Dari keterangan dokter yang diterimanya, Shaka mengalami patah tulang pada bahu kiri, kaki kanan, dan luka robek parah pada tangan kirinya. Hah... Juna tak bisa membayangkan betapa tersiksanya Shaka dengan rasa sakit tersebut. Sementara Nanda, adiknya yang satu itu sudah baik-baik saja, meskipun sempat masuk ke UGD.

"Kenapa adek-adek gue harus ngalamin hal kayak gini?" bisiknya pada diri sendiri.

Tanpa aba-aba air mata Juna jatuh, namun isak tangisnya tak mau keluar karena ia menggigit bibir bawahnya kuat-kuat. Dirinya tak mau terlihat lemah, tapi hatinya saat ini benar-benar rapuh.
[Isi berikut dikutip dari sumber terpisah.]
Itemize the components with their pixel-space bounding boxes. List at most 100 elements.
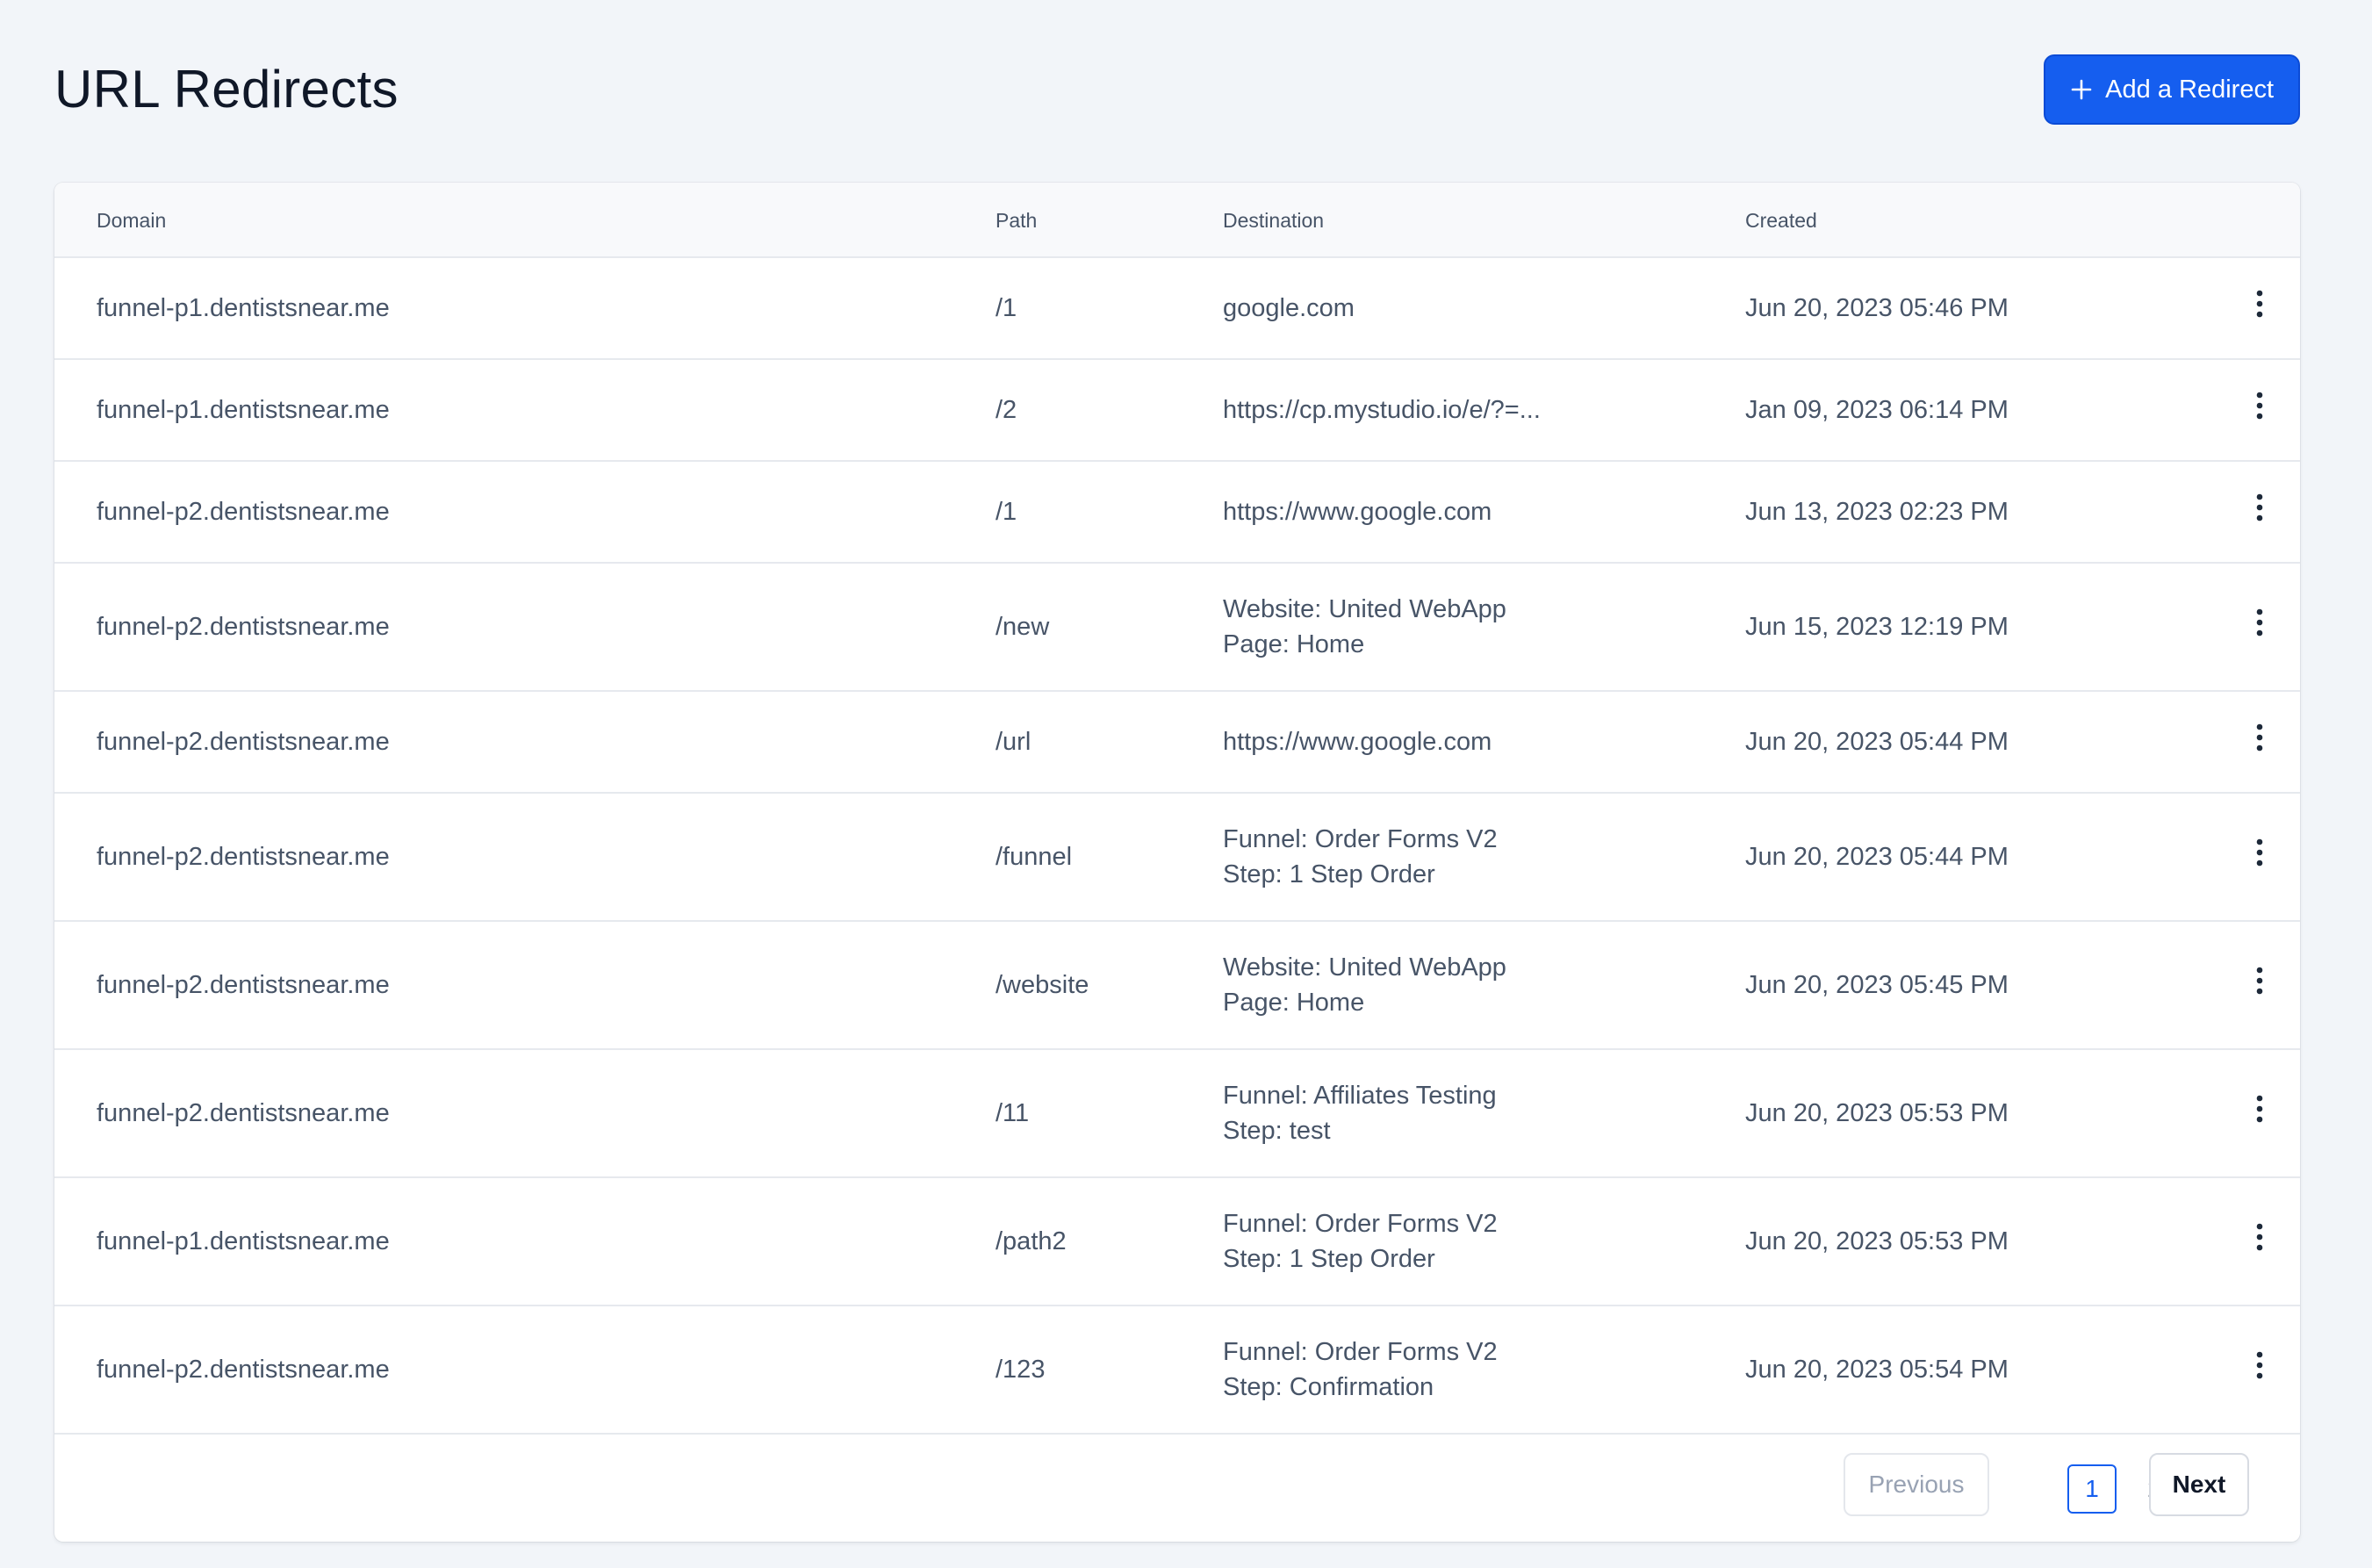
destination-cell: https://www.google.com: [1223, 494, 1491, 529]
path-cell: /path2: [996, 1227, 1067, 1255]
destination-line: https://www.google.com: [1223, 498, 1492, 526]
domain-cell: funnel-p2.dentistsnear.me: [97, 971, 390, 999]
next-page-button[interactable]: Next: [2149, 1453, 2249, 1516]
destination-line: google.com: [1223, 294, 1355, 322]
table-row[interactable]: funnel-p1.dentistsnear.me/1 google.com Jun…: [54, 258, 2300, 360]
vertical-dots-icon: [2256, 608, 2263, 646]
page-header: URL Redirects Add a Redirect: [54, 54, 2300, 125]
destination-cell: google.com: [1223, 291, 1355, 326]
path-cell: /1: [996, 498, 1017, 526]
destination-line: Page: Home: [1223, 630, 1365, 658]
redirects-table: Domain Path Destination Created funnel-p…: [54, 183, 2300, 1542]
vertical-dots-icon: [2256, 1223, 2263, 1261]
table-row[interactable]: funnel-p2.dentistsnear.me/11 Funnel: Affi…: [54, 1050, 2300, 1178]
path-cell: /2: [996, 396, 1017, 424]
destination-line: Step: test: [1223, 1117, 1331, 1145]
row-actions-menu-button[interactable]: [2244, 490, 2275, 534]
created-cell: Jun 13, 2023 02:23 PM: [1745, 498, 2009, 526]
created-cell: Jan 09, 2023 06:14 PM: [1745, 396, 2009, 424]
pagination: Previous 1 2 Next: [54, 1435, 2300, 1542]
destination-line: https://www.google.com: [1223, 728, 1492, 756]
vertical-dots-icon: [2256, 838, 2263, 876]
page-1-button[interactable]: 1: [2067, 1464, 2117, 1514]
add-redirect-button[interactable]: Add a Redirect: [2044, 54, 2300, 125]
path-cell: /1: [996, 294, 1017, 322]
table-row[interactable]: funnel-p2.dentistsnear.me/website Website…: [54, 922, 2300, 1050]
vertical-dots-icon: [2256, 290, 2263, 327]
destination-line: Website: United WebApp: [1223, 595, 1506, 623]
table-row[interactable]: funnel-p2.dentistsnear.me/funnel Funnel: …: [54, 794, 2300, 922]
row-actions-menu-button[interactable]: [2244, 286, 2275, 330]
row-actions-menu-button[interactable]: [2244, 720, 2275, 764]
destination-cell: https://www.google.com: [1223, 724, 1491, 759]
path-cell: /url: [996, 728, 1031, 756]
row-actions-menu-button[interactable]: [2244, 605, 2275, 649]
vertical-dots-icon: [2256, 392, 2263, 429]
table-row[interactable]: funnel-p1.dentistsnear.me/2 https://cp.my…: [54, 360, 2300, 462]
destination-line: Funnel: Order Forms V2: [1223, 825, 1498, 853]
destination-line: Step: 1 Step Order: [1223, 1245, 1435, 1273]
path-cell: /website: [996, 971, 1089, 999]
domain-cell: funnel-p2.dentistsnear.me: [97, 1356, 390, 1384]
destination-line: Funnel: Order Forms V2: [1223, 1210, 1498, 1238]
previous-page-button[interactable]: Previous: [1844, 1453, 1989, 1516]
domain-cell: funnel-p2.dentistsnear.me: [97, 843, 390, 871]
table-body: funnel-p1.dentistsnear.me/1 google.com Jun…: [54, 258, 2300, 1435]
row-actions-menu-button[interactable]: [2244, 1219, 2275, 1263]
column-header-path: Path: [996, 209, 1038, 232]
table-header: Domain Path Destination Created: [54, 183, 2300, 258]
created-cell: Jun 20, 2023 05:44 PM: [1745, 728, 2009, 756]
created-cell: Jun 20, 2023 05:44 PM: [1745, 843, 2009, 871]
destination-line: Funnel: Affiliates Testing: [1223, 1082, 1497, 1110]
path-cell: /11: [996, 1099, 1030, 1127]
url-redirects-page: URL Redirects Add a Redirect Domain Path…: [0, 0, 2372, 1568]
column-header-created: Created: [1745, 209, 1817, 232]
destination-line: https://cp.mystudio.io/e/?=...: [1223, 396, 1541, 424]
table-row[interactable]: funnel-p2.dentistsnear.me/123 Funnel: Ord…: [54, 1306, 2300, 1435]
vertical-dots-icon: [2256, 1095, 2263, 1133]
vertical-dots-icon: [2256, 723, 2263, 761]
table-row[interactable]: funnel-p2.dentistsnear.me/new Website: Un…: [54, 564, 2300, 692]
domain-cell: funnel-p2.dentistsnear.me: [97, 498, 390, 526]
vertical-dots-icon: [2256, 1351, 2263, 1389]
destination-cell: Website: United WebApp Page: Home: [1223, 592, 1506, 662]
domain-cell: funnel-p2.dentistsnear.me: [97, 613, 390, 641]
created-cell: Jun 20, 2023 05:53 PM: [1745, 1099, 2009, 1127]
path-cell: /funnel: [996, 843, 1073, 871]
domain-cell: funnel-p2.dentistsnear.me: [97, 1099, 390, 1127]
domain-cell: funnel-p2.dentistsnear.me: [97, 728, 390, 756]
domain-cell: funnel-p1.dentistsnear.me: [97, 396, 390, 424]
created-cell: Jun 20, 2023 05:54 PM: [1745, 1356, 2009, 1384]
row-actions-menu-button[interactable]: [2244, 835, 2275, 879]
column-header-domain: Domain: [97, 209, 167, 232]
destination-cell: Website: United WebApp Page: Home: [1223, 950, 1506, 1020]
table-row[interactable]: funnel-p2.dentistsnear.me/url https://www…: [54, 692, 2300, 794]
created-cell: Jun 20, 2023 05:45 PM: [1745, 971, 2009, 999]
destination-line: Funnel: Order Forms V2: [1223, 1338, 1498, 1366]
created-cell: Jun 15, 2023 12:19 PM: [1745, 613, 2009, 641]
plus-icon: [2070, 78, 2093, 101]
page-title: URL Redirects: [54, 60, 399, 119]
row-actions-menu-button[interactable]: [2244, 1091, 2275, 1135]
destination-cell: Funnel: Order Forms V2 Step: 1 Step Order: [1223, 1206, 1498, 1277]
row-actions-menu-button[interactable]: [2244, 388, 2275, 432]
table-row[interactable]: funnel-p2.dentistsnear.me/1 https://www.g…: [54, 462, 2300, 564]
destination-cell: https://cp.mystudio.io/e/?=...: [1223, 392, 1541, 428]
destination-cell: Funnel: Affiliates Testing Step: test: [1223, 1078, 1497, 1148]
domain-cell: funnel-p1.dentistsnear.me: [97, 1227, 390, 1255]
destination-line: Website: United WebApp: [1223, 953, 1506, 982]
vertical-dots-icon: [2256, 967, 2263, 1004]
path-cell: /new: [996, 613, 1050, 641]
path-cell: /123: [996, 1356, 1046, 1384]
row-actions-menu-button[interactable]: [2244, 1348, 2275, 1392]
destination-cell: Funnel: Order Forms V2 Step: 1 Step Order: [1223, 822, 1498, 892]
destination-line: Step: 1 Step Order: [1223, 860, 1435, 888]
domain-cell: funnel-p1.dentistsnear.me: [97, 294, 390, 322]
add-redirect-button-label: Add a Redirect: [2105, 75, 2274, 104]
table-row[interactable]: funnel-p1.dentistsnear.me/path2 Funnel: O…: [54, 1178, 2300, 1306]
row-actions-menu-button[interactable]: [2244, 963, 2275, 1007]
column-header-destination: Destination: [1223, 209, 1325, 232]
destination-line: Step: Confirmation: [1223, 1373, 1434, 1401]
vertical-dots-icon: [2256, 493, 2263, 531]
destination-cell: Funnel: Order Forms V2 Step: Confirmation: [1223, 1334, 1498, 1405]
Se-galaknya Juna pada adik-adiknya, ia pasti tetap akan merasakan sakit.

"Hah..." Juna menghela napasnya perlahan, "Gue takut mereka pergi," katanya sebelum kembali menggigit bibirnya sendiri hingga berdarah.

Puk!

Sesuatu mendarat di atas kepala Juna.

"Keluarin aja suara lo, Jun. Cuma ada gue di sini."

Terdengar seperti sebuah perintah bagi Juna. Dan seketika tangisnya langsung pecah diikuti suara isak tangis yang menyayat hati bagi siapapun yang mendengar. Seperempat jam terlewati hanya terdengar isakan yang berasal dari Juna. Dirinya merasa sedikit lega setelah menumpahkan air matanya.

"Udah ngerasa baikan?"

Juna menoleh ke samping kanannya. Ia menemukan laki-laki berambut gondrong yang duduk sila seraya memainkan benda pipih persegi panjang.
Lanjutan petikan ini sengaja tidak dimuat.